The non-parametric and non-linear methods are the causes of overfitting as these types of
machine learning algorithms have more freedom in building the model based on the
dataset and hence they can really build unrealistic models.
For instance, decision trees are a nonparametric machine learning algorithm as they are
flexible, the problem of overfitting arrives.
This problem can be overcome by reducing a tree after learning so that some details can
be removed.
1. Cross- Validation : It is a standard way that finds out-of-sample prediction error which
can be used for 5-fold cross validation.
2. Early Stopping : This rule guides us to know how many iterations can be run before
learner begins to over-fit.
3. Pruning : Pruning is widely used while building related models.
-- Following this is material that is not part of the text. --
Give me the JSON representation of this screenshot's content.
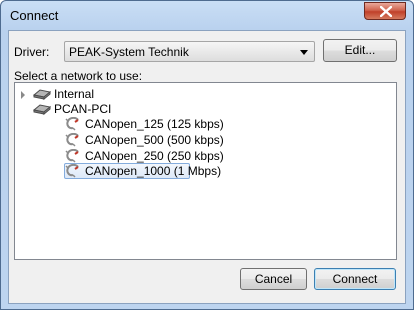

In this nodes are
removed that have predictive power for the problem in hand.
4. Regularization : Regularization brings new features by introducing a cost term with the
objective function. Therefore it pushes the coefficients of many variables to zero that will
reduce cost term.
3.13.1 Bias
Let’s consider we have two values, one is predicted by our model and other is actual
value of data (target value).
Bias refers to the gap between these two values (predicted value by our model and actual
value of data).
Bias helps us to generalize better and make our model less sensitive to some single data
point.
Model with high bias pays very little attention to the training data and oversimplifies the
model.
High Bias
Our estimated data value is a long way from the actual data value, resulting in a large gap
between the two.
Low Bias
Our estimated data value is close to the actual data value, i.e. there is a smaller gap
between expected and actual data value.
3.13.2 Variance
A high variance model pays close attention to training data and does not generalise to
data it hasn't seen before.
On training data, such models work well, but on test data, they have a high error rate.
Variance comes from highly complex models with a large number of features.
Low Variance
High Variance
The difference between actual and predicted values is small, and it belongs to the same
group as the low biassed and low variance rule (refer Fig. 3.13.1)
Data is scattered due to high variance, but due to the rule of low bias, it is not far from
the actual data (target value) as seen Fig. 3.13.1.
By the rule of high bias it’s a huge gap and by the rule of high variance data is scattered
refer Fig. 3.13.1.
The predicted values are almost identical to the data's actual value. So the ideal option is
Low Bias and Low Variance.
Underfitting
The data predicted with a high bias is in a straight line
format, which does not fit the data in the data set adequately.